Broad City (Comedy Central)
After the season premiere revealed exactly how Ilana and Abbi struck up a friendship, this buddy comedy started feeling…inessential. In our current political climate, Ilana’s hijinks as a server or Abbi’s attempts to “make it” as an artist remained amusing but didn’t seem as relevant. Then the season started gaining momentum, which so far has culminated in one of the series’ most indelible episodes: while Ilana deals with sexual dysfunction following Tr*mp’s election, Abbi contemplates her future as a single woman growing slightly older. Ilana Glazer’s line reading of “Fuck you Tr*mp! I’m goin’ back in…” while trying to achieve orgasm with a Hitachi should earn her an Emmy nomination.
Riverdale (The CW)
My favorite teen soap is back! Season 2 is an even more mystery-filled and #horny reinterpretation of the Archie comics. What could’ve been a shallow Lynchian ripoff is a tart, dark melodrama that titillates and teases the viewer, who is encouraged to take pleasure equally in witnessing gory crimes and prominent cleavage/toned abs. It offers us hot teens doin’ it, yes, but it also delivers nuanced takes on social issues like minority representation and gay male sexuality. This season found its groove after a few lackluster episodes and now its exploration of small-town peril constitutes mandatory viewing.
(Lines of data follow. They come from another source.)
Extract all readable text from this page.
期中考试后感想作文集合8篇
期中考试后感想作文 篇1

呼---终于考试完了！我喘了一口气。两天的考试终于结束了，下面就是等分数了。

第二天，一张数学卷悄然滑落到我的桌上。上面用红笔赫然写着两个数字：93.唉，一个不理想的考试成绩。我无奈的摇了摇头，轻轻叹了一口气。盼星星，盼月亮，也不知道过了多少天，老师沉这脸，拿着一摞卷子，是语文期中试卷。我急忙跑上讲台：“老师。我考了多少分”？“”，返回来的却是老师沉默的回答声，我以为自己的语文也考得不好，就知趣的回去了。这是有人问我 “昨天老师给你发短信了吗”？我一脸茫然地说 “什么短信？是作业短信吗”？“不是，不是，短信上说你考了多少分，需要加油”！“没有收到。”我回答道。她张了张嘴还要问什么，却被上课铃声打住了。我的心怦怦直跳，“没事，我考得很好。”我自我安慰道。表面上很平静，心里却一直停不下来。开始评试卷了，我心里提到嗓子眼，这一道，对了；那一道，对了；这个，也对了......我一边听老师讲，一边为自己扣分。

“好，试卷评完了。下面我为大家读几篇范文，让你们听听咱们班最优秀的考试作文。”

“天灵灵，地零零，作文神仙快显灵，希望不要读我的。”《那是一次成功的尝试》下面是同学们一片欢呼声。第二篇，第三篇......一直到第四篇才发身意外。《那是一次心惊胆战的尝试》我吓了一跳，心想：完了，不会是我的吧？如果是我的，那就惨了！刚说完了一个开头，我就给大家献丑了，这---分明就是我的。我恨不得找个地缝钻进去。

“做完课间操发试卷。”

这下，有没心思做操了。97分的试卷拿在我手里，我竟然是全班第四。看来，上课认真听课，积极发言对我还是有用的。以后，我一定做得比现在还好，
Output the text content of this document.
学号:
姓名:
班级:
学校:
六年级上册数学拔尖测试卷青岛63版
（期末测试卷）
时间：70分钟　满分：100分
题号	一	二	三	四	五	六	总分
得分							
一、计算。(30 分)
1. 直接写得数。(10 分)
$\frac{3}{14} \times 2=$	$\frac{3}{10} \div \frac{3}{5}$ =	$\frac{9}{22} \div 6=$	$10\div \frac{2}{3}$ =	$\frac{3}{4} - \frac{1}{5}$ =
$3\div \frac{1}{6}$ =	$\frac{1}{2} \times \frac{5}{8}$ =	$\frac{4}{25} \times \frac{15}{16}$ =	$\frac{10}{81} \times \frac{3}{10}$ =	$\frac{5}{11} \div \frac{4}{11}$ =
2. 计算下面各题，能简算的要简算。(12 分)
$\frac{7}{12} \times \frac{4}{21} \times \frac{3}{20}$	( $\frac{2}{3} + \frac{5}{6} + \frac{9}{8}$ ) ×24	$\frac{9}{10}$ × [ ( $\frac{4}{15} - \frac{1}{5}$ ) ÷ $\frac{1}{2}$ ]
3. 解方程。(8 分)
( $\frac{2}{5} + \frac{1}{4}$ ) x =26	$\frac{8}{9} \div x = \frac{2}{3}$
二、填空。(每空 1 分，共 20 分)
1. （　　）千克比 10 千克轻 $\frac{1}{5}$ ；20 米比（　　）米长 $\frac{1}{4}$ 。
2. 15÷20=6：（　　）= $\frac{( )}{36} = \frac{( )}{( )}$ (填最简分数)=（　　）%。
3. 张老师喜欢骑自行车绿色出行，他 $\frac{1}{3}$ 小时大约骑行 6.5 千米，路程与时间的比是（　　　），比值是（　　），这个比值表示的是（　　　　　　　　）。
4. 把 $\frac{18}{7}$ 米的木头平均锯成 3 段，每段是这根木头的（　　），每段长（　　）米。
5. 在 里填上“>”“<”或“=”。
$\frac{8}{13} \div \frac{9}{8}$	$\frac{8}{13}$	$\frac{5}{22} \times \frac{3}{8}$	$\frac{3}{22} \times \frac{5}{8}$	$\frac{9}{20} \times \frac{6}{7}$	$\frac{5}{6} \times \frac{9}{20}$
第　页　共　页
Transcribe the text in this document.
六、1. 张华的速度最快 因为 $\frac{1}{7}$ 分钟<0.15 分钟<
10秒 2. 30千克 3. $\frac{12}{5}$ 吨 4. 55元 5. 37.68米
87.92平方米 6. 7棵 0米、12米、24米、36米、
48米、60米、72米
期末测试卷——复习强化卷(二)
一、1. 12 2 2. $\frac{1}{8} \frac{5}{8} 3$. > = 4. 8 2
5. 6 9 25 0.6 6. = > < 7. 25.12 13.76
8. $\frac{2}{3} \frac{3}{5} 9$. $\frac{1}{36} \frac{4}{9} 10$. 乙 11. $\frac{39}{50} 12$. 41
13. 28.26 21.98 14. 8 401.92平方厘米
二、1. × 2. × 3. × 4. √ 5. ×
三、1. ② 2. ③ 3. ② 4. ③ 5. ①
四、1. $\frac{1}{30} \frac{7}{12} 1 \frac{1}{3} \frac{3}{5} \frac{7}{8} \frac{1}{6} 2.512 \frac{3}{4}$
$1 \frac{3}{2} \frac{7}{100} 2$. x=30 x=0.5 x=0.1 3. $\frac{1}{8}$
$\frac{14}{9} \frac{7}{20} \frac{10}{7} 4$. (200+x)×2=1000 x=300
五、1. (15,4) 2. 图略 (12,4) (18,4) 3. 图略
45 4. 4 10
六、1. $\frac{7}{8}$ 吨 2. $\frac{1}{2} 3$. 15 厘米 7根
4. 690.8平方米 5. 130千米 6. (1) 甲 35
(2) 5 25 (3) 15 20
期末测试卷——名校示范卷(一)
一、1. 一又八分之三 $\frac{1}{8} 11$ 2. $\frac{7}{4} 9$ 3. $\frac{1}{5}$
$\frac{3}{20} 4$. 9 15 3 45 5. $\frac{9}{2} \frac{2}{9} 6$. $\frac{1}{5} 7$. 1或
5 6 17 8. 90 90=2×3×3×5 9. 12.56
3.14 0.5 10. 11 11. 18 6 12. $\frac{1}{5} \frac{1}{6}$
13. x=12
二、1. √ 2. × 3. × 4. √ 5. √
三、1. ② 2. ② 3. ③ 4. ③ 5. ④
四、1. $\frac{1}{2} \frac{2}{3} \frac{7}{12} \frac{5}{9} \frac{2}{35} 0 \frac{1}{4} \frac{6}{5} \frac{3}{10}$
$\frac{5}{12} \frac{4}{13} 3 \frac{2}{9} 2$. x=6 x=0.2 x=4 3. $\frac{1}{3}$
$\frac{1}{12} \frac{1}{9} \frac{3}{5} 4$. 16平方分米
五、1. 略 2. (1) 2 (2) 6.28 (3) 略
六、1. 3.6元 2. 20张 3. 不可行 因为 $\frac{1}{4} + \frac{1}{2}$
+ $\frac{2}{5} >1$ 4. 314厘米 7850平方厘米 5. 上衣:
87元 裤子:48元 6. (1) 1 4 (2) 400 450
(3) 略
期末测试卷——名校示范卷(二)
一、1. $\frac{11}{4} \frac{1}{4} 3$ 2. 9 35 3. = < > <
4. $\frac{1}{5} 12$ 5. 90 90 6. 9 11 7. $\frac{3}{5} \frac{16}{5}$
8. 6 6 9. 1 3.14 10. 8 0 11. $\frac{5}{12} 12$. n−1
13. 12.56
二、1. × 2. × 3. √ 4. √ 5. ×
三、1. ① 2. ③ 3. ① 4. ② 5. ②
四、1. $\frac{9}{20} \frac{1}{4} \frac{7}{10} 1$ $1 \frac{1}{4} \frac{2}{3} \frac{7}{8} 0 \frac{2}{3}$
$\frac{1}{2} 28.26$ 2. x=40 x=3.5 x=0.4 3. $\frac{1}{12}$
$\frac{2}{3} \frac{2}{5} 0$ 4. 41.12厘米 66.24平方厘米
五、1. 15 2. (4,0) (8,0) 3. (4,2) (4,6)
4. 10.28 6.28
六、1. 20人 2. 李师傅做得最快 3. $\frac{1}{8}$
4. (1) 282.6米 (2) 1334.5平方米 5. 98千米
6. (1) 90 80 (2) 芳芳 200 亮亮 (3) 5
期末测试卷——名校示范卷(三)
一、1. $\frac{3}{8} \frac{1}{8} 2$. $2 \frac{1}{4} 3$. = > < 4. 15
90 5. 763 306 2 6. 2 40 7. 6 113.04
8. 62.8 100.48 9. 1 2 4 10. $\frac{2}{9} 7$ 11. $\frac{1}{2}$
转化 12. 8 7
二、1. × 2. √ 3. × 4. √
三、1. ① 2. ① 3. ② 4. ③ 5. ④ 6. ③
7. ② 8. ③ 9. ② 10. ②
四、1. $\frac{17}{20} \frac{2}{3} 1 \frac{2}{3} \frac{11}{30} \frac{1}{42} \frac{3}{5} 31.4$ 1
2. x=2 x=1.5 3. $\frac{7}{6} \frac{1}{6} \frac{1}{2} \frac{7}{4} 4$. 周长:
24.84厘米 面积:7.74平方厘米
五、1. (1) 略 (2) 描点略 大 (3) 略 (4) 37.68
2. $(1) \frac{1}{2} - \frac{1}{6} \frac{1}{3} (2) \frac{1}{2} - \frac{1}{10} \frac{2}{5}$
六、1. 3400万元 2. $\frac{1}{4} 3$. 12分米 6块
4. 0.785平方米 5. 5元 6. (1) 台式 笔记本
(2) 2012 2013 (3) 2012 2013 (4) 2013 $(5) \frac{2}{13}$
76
Crazy Ex-Girlfriend (The CW)
Wait, have you seriously not been watching television’s most ambitious show, a delightfully demented musical-comedy created by Rachel Bloom? Well. Let’s fix that right now:
Crazy Ex-Girlfriend‘s writers are either masochists or extremely confident, because they create narrative dilemmas for themselves that seem impossible to sort out…until they do. This show is a blessing. All hail Rebecca Bunch and her deeply damaged psyche.
Nathan For You (Comedy Central)
Nathan For You defies easy classification – a prank-reality-docuseries-comedy? – and is, by turns, unabashedly stupid and surprisingly enlightening. In other words, it’s one of my favorite shows currently airing. The premise is simple: Nathan approaches a small business owner with a “creative” solution to a problem and implements it to hilarious results. For example, this season he organizes a sleeper cell of disgruntled cabbies to infiltrate and sabotage Uber. Nathan‘s subtext has always been about capitalism’s ridiculousness and Nathan’s own inability to connect with people. At its best, it demonstrates how the relentless push for productivity erodes our shared humanity. Oh, and he once convinced people to eat poop-flavored frozen yogurt. Don’t put Nathan in a box!
Look Out For:
Search Party, Season 2 (TBS) – November 19
Season 1 gave us so much: Intrigue! Domestic drama! John Early’s character lying about childhood cancer to fund his water charity! *SPOILERS* Season 2 picks up exactly where the first left off: Having committed murder in self-defense after finding Chantal, the gang has to continue navigating NYC’s urban jungle while concealing their crime. I’m most excited to see the state of Drew and Dory’s relationship and whether that terrifying pregnancy cult makes another appearance.